January 9, 2008
New X-ray Source in Nearby Galaxy Spawns Mystery
AUSTIN , Texas -- Astronomers studying a nearby galaxy have spied a rare type of star system -- one that contains a black hole that suddenly began glowing brightly with X-rays.
Though this type of star system is supposed to be rare, it's the second such system discovered in that galaxy, called Centaurus A.The discovery suggests that astronomers have more to learn about the lives and deaths of massive stars in galaxies such as our own.
Normally when astronomers study Centaurus A, it's the giant X-ray jets emanating from the heart of the galaxy that steal the show, explained Gregory Sivakoff, a postdoctoral researcher in astronomy at Ohio State University. The jets extend from the galaxy for 13,000 light years in different directions.
But when his team studied Centaurus A with NASA's Chandra X-ray Observatory starting in March 2007, they saw a new X-ray source -- much smaller than the X-ray jets, but still glowing brightly. The source wasn't there during the last survey of the galaxy in 2003, but it shined throughout the time of the new observations, from March to May of 2007.

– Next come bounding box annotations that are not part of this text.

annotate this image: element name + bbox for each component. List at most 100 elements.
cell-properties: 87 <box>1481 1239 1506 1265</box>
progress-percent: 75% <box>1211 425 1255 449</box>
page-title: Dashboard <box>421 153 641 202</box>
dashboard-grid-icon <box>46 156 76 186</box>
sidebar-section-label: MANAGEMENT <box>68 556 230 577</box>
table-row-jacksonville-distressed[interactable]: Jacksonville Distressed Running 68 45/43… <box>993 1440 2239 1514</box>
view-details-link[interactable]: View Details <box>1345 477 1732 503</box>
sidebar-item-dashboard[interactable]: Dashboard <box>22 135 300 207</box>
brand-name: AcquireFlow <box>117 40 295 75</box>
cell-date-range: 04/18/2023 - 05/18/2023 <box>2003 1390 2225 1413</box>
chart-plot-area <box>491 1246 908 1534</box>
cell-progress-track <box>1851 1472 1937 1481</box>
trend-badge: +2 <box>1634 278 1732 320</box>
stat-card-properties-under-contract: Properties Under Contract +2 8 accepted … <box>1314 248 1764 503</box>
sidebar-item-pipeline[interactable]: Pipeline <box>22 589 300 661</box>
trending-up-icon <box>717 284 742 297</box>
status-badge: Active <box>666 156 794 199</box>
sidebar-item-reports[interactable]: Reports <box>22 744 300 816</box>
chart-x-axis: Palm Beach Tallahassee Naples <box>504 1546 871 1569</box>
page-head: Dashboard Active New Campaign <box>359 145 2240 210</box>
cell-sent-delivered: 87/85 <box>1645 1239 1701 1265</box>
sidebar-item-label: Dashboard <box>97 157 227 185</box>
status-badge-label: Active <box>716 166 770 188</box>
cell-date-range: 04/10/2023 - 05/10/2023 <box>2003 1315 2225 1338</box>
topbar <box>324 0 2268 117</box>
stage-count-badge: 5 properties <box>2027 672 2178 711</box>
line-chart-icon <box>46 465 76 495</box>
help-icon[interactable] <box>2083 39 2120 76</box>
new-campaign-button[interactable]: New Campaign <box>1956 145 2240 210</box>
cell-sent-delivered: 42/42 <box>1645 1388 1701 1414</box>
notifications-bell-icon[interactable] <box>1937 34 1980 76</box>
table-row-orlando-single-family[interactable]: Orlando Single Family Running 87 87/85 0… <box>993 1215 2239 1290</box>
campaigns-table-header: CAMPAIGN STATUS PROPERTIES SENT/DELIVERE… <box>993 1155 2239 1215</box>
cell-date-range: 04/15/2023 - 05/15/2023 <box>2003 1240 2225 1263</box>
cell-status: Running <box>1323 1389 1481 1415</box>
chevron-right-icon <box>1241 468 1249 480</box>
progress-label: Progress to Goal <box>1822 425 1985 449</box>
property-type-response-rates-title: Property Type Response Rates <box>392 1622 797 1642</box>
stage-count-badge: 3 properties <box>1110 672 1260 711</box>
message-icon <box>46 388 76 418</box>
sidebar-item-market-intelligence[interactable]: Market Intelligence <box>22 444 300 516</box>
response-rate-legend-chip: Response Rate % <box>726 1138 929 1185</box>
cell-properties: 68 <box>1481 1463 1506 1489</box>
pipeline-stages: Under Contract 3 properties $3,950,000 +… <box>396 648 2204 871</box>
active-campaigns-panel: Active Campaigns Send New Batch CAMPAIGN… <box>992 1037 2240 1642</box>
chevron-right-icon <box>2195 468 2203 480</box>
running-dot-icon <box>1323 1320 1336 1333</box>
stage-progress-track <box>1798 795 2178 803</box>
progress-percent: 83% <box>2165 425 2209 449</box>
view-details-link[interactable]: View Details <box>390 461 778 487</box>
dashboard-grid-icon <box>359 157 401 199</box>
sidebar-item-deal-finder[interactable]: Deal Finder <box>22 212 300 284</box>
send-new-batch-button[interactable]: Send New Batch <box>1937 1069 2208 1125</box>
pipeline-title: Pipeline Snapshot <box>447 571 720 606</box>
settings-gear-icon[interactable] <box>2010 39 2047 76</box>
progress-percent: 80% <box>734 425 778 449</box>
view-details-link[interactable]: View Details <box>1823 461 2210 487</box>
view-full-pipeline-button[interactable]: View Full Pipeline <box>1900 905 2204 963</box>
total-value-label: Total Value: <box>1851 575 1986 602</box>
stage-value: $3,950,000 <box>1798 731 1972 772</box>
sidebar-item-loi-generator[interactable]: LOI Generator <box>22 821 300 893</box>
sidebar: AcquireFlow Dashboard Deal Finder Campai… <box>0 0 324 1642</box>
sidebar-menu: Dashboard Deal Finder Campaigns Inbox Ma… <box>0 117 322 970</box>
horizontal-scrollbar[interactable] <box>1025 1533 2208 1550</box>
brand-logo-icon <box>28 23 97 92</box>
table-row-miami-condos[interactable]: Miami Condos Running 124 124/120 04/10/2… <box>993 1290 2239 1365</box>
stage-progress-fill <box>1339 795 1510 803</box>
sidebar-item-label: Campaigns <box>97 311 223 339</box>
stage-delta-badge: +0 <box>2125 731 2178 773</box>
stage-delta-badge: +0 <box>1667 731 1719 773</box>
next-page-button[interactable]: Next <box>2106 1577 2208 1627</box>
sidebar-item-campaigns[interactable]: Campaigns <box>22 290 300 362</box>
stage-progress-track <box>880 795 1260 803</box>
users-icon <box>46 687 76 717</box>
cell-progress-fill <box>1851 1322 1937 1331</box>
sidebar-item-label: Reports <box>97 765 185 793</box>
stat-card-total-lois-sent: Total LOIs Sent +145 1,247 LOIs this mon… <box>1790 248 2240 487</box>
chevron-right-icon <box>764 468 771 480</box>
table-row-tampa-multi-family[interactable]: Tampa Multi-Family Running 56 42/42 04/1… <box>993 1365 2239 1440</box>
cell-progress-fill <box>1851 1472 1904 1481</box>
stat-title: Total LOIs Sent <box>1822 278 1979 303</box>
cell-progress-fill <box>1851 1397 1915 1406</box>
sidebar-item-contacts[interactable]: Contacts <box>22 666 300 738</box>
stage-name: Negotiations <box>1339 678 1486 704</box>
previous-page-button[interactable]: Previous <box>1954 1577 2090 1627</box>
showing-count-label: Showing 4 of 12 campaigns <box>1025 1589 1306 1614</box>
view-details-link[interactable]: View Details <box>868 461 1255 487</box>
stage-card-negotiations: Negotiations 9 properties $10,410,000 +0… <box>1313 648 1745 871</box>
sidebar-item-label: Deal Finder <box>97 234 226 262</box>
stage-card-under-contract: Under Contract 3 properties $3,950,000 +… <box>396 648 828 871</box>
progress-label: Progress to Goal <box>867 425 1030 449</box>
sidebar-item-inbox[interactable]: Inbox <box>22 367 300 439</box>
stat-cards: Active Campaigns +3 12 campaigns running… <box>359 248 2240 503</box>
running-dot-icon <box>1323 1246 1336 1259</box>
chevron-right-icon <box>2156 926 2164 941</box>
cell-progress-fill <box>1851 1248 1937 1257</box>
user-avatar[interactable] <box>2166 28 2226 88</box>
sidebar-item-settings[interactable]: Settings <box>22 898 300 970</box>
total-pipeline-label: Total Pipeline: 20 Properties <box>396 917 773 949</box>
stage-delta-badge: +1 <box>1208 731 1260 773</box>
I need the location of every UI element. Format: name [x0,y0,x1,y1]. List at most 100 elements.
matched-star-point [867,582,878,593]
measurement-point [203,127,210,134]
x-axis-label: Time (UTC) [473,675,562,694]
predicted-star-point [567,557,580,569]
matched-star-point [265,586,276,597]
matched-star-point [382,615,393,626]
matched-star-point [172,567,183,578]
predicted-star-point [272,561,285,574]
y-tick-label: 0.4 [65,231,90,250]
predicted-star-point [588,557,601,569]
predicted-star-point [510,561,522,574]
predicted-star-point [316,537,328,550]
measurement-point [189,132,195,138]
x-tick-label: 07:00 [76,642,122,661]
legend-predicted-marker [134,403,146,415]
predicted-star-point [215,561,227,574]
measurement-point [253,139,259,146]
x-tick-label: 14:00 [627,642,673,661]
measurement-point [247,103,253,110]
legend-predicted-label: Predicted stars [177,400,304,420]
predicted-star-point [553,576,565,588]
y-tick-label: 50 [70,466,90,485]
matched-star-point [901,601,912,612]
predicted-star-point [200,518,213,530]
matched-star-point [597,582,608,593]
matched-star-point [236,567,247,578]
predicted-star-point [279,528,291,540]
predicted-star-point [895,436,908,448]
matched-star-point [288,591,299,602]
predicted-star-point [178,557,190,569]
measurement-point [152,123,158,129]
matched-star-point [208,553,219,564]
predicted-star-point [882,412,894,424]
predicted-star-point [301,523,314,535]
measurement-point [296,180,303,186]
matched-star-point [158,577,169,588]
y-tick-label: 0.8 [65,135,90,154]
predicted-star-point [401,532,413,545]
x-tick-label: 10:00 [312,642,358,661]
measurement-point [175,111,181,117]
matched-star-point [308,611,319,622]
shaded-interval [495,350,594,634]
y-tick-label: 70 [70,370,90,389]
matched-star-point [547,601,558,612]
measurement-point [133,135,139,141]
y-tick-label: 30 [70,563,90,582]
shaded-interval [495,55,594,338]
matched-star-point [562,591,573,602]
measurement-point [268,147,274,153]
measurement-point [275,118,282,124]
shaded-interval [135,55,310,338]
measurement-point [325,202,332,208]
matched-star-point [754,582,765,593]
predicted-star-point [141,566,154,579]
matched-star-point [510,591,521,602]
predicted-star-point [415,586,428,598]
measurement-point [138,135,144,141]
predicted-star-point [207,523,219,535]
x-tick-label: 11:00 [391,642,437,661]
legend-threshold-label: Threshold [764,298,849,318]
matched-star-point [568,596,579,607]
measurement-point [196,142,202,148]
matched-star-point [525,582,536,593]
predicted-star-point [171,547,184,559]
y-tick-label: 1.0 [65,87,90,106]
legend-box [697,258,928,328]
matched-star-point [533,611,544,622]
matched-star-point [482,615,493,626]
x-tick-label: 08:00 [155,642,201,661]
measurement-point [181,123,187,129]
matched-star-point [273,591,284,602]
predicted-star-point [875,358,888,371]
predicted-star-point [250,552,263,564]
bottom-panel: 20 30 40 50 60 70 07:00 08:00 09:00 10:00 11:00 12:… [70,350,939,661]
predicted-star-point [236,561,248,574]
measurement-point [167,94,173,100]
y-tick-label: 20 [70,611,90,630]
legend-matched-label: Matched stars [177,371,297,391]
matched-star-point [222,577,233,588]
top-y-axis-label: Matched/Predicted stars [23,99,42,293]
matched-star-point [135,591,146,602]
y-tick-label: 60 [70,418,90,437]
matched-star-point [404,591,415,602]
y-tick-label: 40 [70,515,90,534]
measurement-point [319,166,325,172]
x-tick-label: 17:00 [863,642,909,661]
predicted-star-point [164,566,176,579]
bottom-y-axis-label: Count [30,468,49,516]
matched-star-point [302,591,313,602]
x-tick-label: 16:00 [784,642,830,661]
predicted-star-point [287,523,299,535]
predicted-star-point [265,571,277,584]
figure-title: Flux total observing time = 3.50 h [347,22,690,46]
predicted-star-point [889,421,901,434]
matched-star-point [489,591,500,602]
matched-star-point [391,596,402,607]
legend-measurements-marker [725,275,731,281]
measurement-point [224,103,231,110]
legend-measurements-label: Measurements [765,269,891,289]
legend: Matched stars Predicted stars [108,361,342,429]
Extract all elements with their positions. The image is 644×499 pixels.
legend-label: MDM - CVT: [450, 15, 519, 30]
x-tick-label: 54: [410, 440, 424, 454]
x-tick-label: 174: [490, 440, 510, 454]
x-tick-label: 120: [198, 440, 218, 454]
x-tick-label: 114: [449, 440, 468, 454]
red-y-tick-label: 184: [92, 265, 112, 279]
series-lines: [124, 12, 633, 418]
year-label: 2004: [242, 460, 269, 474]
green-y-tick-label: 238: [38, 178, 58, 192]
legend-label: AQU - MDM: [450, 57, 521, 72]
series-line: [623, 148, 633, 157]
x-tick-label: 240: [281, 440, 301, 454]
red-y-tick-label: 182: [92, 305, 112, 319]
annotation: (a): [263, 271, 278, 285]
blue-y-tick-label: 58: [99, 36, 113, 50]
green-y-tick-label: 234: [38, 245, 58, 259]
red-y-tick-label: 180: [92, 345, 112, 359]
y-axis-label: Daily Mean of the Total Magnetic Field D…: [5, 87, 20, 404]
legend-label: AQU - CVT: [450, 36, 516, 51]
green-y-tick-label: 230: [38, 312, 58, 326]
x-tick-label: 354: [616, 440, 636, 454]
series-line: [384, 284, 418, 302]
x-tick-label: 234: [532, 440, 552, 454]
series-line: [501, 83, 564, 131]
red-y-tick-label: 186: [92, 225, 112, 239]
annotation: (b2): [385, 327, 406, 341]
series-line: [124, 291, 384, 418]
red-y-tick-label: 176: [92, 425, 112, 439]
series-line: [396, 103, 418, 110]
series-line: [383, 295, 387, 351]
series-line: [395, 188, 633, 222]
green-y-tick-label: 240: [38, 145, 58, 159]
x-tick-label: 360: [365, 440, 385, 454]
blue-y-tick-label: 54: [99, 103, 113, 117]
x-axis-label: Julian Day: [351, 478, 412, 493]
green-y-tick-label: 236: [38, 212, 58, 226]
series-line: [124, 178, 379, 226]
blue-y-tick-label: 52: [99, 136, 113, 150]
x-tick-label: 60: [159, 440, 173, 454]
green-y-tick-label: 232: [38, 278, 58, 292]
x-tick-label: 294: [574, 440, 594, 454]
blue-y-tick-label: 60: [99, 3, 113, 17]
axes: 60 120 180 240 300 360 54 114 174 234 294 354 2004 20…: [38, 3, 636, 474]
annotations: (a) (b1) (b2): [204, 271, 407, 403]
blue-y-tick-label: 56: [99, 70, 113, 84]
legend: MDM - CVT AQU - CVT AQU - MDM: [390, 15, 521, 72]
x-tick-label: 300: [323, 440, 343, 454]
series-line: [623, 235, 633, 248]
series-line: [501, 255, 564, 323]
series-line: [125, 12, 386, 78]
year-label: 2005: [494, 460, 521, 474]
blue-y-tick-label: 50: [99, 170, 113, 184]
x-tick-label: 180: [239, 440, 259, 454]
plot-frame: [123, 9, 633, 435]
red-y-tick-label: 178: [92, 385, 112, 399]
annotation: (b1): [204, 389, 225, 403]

Because it hadn't been seen before, the astronomers classified the object as a "transient" X-ray source, meaning that the object had been there before 2007, but had only recently brightened enough to stand out.
Sivakoff discussed the results in a press briefing Wednesday, January 9, 2008 at the American Astronomical Society meeting in Austin, Texas.
The newly bright object, dubbed CXOU J132518.2-430304, is most likely a binary star system, the researchers concluded. The two stars likely formed at the same time, with one much more massive than the other. The more massive star evolved more quickly, and collapsed to form a black hole. It is now slowly devouring its companion. Such binary systems are thought to be extremely rare.
But this is the second bright, transient X-ray binary system discovered in Centaurus A -- and that's the problem, Sivakoff said.
"When we look at other galaxies like Centaurus A, we don't see these bright, transient X-ray binaries," he said. "But now we've found two such objects in Centaurus A, and the implication is that we may not understand these objects as well as we thought we did."
"So right now, our discovery is actually pointing to a puzzle rather than a solution."
Because Centaurus A is near to our galaxy, astronomers have long hoped to use it as a Rosetta stone for studying other galaxies with black holes.
As astronomers piece together an explanation for the existence of the newly-discovered binary system, they may gain a better understanding of how black holes form from massive stars and how binary systems evolve.
"These binary systems are signposts of the massive stars that once existed in galaxies like Centaurus A. To understand the massive stars, we must first know how to read the signs," he said.
Sivakoff and Ralph Kraft of the Harvard-Smithsonian Center for Astrophysics led the study; their collaborators were from NASA Goddard Space Flight Center, Oak Ridge Associated Universities, University of Hertfordshire, University of Virginia, University of Bristol, McMaster University, and the University of Birmingham.
This research was sponsored by NASA.